Suppose I have a data set containing many rows and one column like this:
## value
## 1 4.315975
## 2 4.416492
## 3 4.305562
## 4 4.339515
## 5 4.313470
## 6 4.412710
I can summarize how anomalous each row is by adding another column for standard score normalized values:
## value normalized_value
## 1 4.315975 -0.6813408
## 2 4.416492 1.2954239
## 3 4.305562 -0.8861225
## 4 4.339515 -0.2184037
## 5 4.313470 -0.7306040
## 6 4.412710 1.2210472
I can then consider a row to be anomalous if the normalized_value of that row is less than, say, -3.0 or greater than 3.0.
Now suppose I have two or more columns of values and also their normalized values like this:
## value_1 norm_value_1 value_2 norm_value_2
## 1 4.315975 -0.6813408 2.782256 -1.7706630
## 2 4.416492 1.2954239 2.900394 -0.1166862
## 3 4.305562 -0.8861225 2.886051 -0.3174936
## 4 4.339515 -0.2184037 2.940737 0.4481311
## 5 4.313470 -0.7306040 2.967396 0.8213673
## 6 4.412710 1.2210472 2.975537 0.9353443
Are there any standard techniques for expressing the 'anomalousness' of the two or more columns with a single number for each row?
We can't make a combined column by averaging the two normalized value columns. We're concerned about anomalies and a non-anomalous value in one column could cancel out an anomalous value in the other column. If any of the values are anomalous for a particular row, we want to be certain that this is preserved in the combined column. So we could set the values for the new combined value column for a given row to be the maximum of the absolute value of each of the original normalized value columns for that row.
abs_max_abs_func <- function(x, y) max(abs(x), abs(y))
combined_value <- sapply(norm_value_1, abs_max_abs_func, y = norm_value_2)
## value_1 norm_value_1 value_2 norm_value_2 combined_value
## 1 4.315975 -0.6813408 2.782256 -1.7706630 1.7706630
## 2 4.416492 1.2954239 2.900394 -0.1166862 1.2954239
## 3 4.305562 -0.8861225 2.886051 -0.3174936 0.8861225
## 4 4.339515 -0.2184037 2.940737 0.4481311 0.4481311
## 5 4.313470 -0.7306040 2.967396 0.8213673 0.8213673
## 6 4.412710 1.2210472 2.975537 0.9353443 1.2210472
Note that another reasonable approach would be to set the value of the combined value column to be the value of that normalized value column that has the maximum absolute value (that is, we don't take the absolute value of those values).
max_abs_func <- function(x, y) if (abs(x) >= abs(y)) x else y
combined_value <- sapply(norm_value_1, max_abs_func, y = norm_value_2)
## value_1 norm_value_1 value_2 norm_value_2 combined_value
## 1 4.315975 -0.6813408 2.782256 -1.7706630 -1.7706630
## 2 4.416492 1.2954239 2.900394 -0.1166862 1.2954239
## 3 4.305562 -0.8861225 2.886051 -0.3174936 -0.8861225
## 4 4.339515 -0.2184037 2.940737 0.4481311 0.4481311
## 5 4.313470 -0.7306040 2.967396 0.8213673 0.8213673
## 6 4.412710 1.2210472 2.975537 0.9353443 1.2210472
The problem with this approach (if, indeed, it is a problem) is that there are more discontinuities.
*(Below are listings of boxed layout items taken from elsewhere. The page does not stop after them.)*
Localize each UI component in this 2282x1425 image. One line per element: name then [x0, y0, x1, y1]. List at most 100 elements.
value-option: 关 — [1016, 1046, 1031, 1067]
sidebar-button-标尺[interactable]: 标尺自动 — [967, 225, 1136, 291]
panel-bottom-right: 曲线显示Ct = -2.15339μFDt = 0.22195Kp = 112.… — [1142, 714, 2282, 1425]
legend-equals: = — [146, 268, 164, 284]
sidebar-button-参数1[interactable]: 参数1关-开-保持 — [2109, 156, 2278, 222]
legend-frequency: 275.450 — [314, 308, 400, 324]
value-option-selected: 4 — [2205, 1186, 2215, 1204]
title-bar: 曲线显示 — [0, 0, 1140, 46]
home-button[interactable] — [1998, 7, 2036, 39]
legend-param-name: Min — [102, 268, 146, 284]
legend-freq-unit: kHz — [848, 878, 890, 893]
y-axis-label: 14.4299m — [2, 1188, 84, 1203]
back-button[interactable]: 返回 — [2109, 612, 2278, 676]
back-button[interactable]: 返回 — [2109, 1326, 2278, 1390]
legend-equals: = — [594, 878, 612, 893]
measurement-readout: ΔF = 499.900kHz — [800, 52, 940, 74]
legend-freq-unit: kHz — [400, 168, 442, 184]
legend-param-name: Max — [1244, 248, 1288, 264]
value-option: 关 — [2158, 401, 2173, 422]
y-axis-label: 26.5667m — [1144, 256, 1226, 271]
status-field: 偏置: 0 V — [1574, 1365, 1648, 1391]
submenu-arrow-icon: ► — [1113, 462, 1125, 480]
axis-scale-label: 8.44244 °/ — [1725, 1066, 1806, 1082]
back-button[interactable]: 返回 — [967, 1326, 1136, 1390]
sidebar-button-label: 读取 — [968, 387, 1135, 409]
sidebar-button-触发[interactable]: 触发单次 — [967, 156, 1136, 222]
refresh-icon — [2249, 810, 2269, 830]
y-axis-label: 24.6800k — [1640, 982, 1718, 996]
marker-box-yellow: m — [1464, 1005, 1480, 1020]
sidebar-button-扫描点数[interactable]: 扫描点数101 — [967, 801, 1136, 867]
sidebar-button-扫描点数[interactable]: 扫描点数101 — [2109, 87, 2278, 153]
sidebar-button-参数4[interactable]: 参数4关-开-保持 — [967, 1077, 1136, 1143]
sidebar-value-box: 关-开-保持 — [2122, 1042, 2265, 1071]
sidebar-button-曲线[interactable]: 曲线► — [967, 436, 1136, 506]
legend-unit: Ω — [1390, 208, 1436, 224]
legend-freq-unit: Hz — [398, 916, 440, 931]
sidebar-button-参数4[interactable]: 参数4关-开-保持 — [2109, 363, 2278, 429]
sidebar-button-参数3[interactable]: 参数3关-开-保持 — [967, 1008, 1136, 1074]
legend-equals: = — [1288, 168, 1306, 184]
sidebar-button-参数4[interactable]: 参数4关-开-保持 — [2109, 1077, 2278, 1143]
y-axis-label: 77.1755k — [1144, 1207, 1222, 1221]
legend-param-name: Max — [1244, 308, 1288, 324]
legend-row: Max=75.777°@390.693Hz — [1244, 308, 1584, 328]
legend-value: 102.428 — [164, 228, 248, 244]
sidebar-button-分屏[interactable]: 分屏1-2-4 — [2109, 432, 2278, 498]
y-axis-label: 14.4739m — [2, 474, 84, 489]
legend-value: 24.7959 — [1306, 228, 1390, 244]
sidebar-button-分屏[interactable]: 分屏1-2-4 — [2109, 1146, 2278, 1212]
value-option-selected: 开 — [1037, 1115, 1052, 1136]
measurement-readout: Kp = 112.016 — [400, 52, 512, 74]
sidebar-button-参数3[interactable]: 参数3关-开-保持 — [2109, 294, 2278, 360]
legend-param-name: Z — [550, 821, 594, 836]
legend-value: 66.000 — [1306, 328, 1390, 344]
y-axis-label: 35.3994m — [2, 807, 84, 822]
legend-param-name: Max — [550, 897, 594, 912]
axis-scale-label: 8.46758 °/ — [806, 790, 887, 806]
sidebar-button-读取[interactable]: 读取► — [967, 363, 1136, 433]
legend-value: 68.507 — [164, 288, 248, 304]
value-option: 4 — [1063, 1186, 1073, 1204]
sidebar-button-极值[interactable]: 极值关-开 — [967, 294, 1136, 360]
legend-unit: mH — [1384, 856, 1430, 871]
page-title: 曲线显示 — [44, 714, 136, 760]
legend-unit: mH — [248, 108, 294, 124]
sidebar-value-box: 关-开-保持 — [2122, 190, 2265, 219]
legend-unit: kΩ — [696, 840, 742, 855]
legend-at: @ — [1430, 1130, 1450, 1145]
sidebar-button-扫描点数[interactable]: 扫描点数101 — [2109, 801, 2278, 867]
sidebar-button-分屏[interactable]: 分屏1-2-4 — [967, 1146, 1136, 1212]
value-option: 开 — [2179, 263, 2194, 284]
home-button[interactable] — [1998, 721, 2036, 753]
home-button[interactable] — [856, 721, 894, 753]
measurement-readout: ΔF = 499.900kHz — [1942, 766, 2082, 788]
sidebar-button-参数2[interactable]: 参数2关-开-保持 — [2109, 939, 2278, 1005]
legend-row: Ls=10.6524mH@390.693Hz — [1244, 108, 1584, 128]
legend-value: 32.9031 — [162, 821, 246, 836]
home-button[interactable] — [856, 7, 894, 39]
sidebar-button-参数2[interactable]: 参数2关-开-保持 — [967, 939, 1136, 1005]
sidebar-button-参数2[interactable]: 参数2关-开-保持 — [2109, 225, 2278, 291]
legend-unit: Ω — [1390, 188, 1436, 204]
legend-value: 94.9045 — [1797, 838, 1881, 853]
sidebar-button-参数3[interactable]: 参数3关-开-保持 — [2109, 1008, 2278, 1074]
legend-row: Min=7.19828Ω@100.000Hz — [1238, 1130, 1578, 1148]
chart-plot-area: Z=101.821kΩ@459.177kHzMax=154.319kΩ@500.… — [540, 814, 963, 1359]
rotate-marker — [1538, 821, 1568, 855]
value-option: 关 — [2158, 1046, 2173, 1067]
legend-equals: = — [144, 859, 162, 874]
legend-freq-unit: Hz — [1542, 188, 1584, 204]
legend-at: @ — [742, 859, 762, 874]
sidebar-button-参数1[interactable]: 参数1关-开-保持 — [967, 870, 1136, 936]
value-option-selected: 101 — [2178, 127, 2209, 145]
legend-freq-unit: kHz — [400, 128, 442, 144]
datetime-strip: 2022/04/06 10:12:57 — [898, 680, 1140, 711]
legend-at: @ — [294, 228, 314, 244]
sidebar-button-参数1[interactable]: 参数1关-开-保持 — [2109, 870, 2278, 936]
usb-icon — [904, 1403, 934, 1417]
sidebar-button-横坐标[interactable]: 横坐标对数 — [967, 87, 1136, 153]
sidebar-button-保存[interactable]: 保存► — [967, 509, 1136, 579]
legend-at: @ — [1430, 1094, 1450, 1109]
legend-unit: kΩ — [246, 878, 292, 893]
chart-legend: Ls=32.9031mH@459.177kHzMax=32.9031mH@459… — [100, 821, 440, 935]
We can jump from a large negative value to a large positive value or vice-versa. But we do lose less information doing it this way.
Another possible answer is to find the probability of each value. Since these are real values and are probably all unique, probability doesn't make sense. However we could bin the values and find the probability of a value being in the bin that it is in (by dividing the number of values in that bin by the number of all values). Then, for a row, multiply the probabilities together. This is assuming the columns are independent. But, even if they aren't all completely independent, this might give reasonable values.
Any suggestions? I'm sure someone must have tried to do this sort of thing.